The President’s energy program is a threat to all of us, and especially our children who are going to have to pay higher energy cost while having to cope with the massive debt this Administration has racked up.
cbdakota
Volt Sales UP But Little Likelihood Of Meeting Sales Forecast
GM reports that more than 2500 Volts were sold in August. They also announced that they would stop production of the Volt for a month. Volt production capacity is way in excess of current sales. This is the second stoppage of Volt production this year. Total Volt sales through August appear to be about 13,170 which are well short of the 2012 forecast of 45,000 hybrids.
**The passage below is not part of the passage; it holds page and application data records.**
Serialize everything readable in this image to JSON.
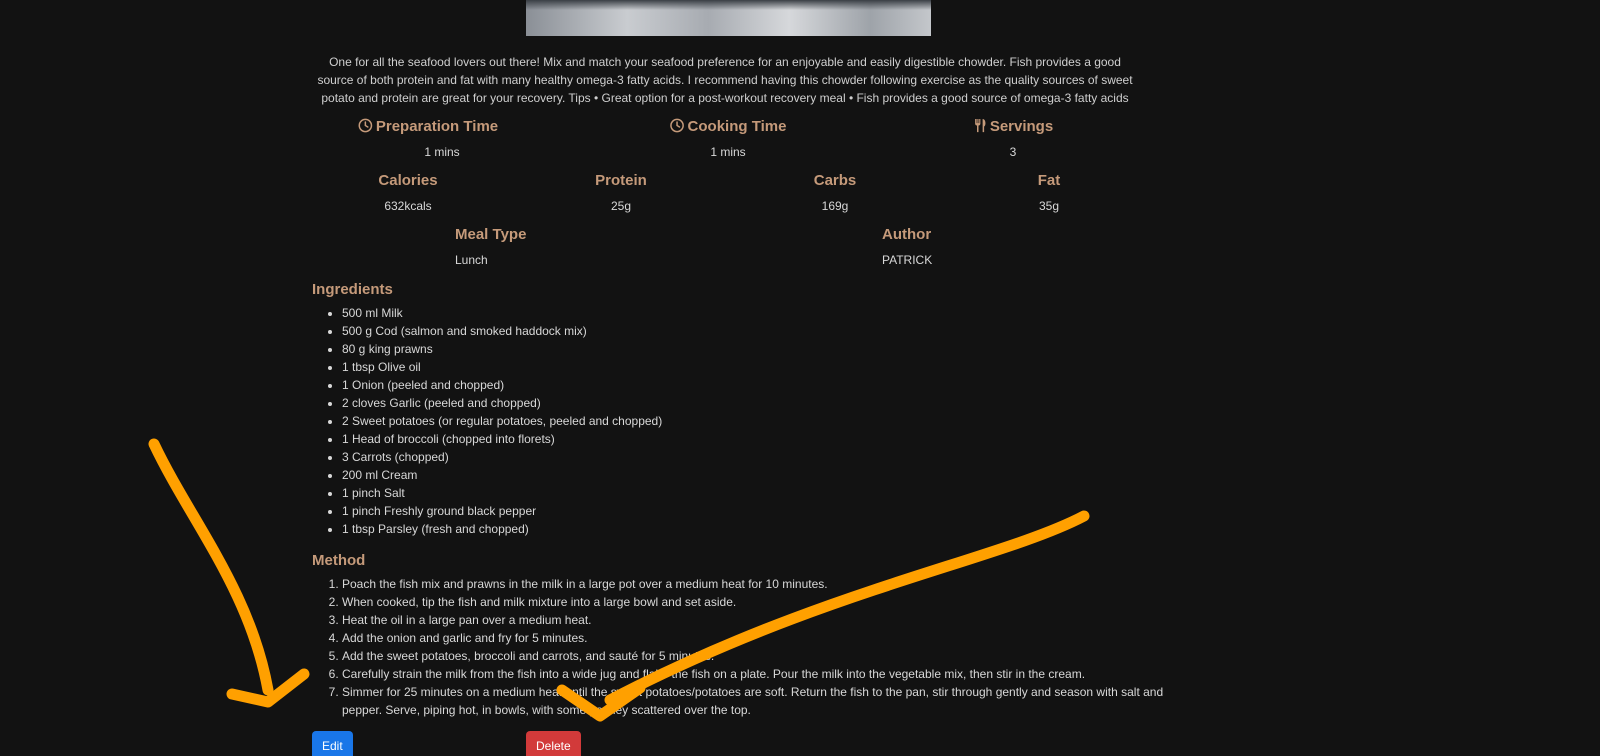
{
  "description": "One for all the seafood lovers out there! Mix and match your seafood preference for an enjoyable and easily digestible chowder. Fish provides a good source of both protein and fat with many healthy omega-3 fatty acids. I recommend having this chowder following exercise as the quality sources of sweet potato and protein are great for your recovery. Tips • Great option for a post-workout recovery meal • Fish provides a good source of omega-3 fatty acids",
  "stats": {
    "prep_label": "Preparation Time",
    "prep_value": "1 mins",
    "cook_label": "Cooking Time",
    "cook_value": "1 mins",
    "servings_label": "Servings",
    "servings_value": "3",
    "calories_label": "Calories",
    "calories_value": "632kcals",
    "protein_label": "Protein",
    "protein_value": "25g",
    "carbs_label": "Carbs",
    "carbs_value": "169g",
    "fat_label": "Fat",
    "fat_value": "35g",
    "meal_type_label": "Meal Type",
    "meal_type_value": "Lunch",
    "author_label": "Author",
    "author_value": "PATRICK"
  },
  "ingredients_title": "Ingredients",
  "ingredients": [
    "500 ml Milk",
    "500 g Cod (salmon and smoked haddock mix)",
    "80 g king prawns",
    "1 tbsp Olive oil",
    "1 Onion (peeled and chopped)",
    "2 cloves Garlic (peeled and chopped)",
    "2 Sweet potatoes (or regular potatoes, peeled and chopped)",
    "1 Head of broccoli (chopped into florets)",
    "3 Carrots (chopped)",
    "200 ml Cream",
    "1 pinch Salt",
    "1 pinch Freshly ground black pepper",
    "1 tbsp Parsley (fresh and chopped)"
  ],
  "method_title": "Method",
  "method": [
    "Poach the fish mix and prawns in the milk in a large pot over a medium heat for 10 minutes.",
    "When cooked, tip the fish and milk mixture into a large bowl and set aside.",
    "Heat the oil in a large pan over a medium heat.",
    "Add the onion and garlic and fry for 5 minutes.",
    "Add the sweet potatoes, broccoli and carrots, and sauté for 5 minutes.",
    "Carefully strain the milk from the fish into a wide jug and flake the fish on a plate. Pour the milk into the vegetable mix, then stir in the cream.",
    "Simmer for 25 minutes on a medium heat until the sweet potatoes/potatoes are soft. Return the fish to the pan, stir through gently and season with salt and pepper. Serve, piping hot, in bowls, with some parsley scattered over the top."
  ],
  "buttons": {
    "edit": "Edit",
    "delete": "Delete"
  },
  "colors": {
    "background": "#121212",
    "heading": "#c59a7a",
    "edit_button": "#1976e8",
    "delete_button": "#d23a3a",
    "annotation": "#ffa000"
  },
  "icons": {
    "prep": "clock-icon",
    "cook": "clock-icon",
    "servings": "utensils-icon"
  }
}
Nissan’s Leaf sales in August were 685 EVs versus 395 last month. Through August, sales have amounted to 4228 vehicles. With four months left to go in the year, the auto media reporters are beginning to question Nissan’s many statements that they will sell more than 20,000 this year. A penetrating insight by these reporters –Snark.
I guess it is late reporting of sales or losses thereof, but it is hard to make an exact accounting of the monthly sales figures. The numbers change a lot. The auto industry accountants must have attended the same University as did the ones who issue the weekly national employment/unemployment figures. Each week the old forecast is amended.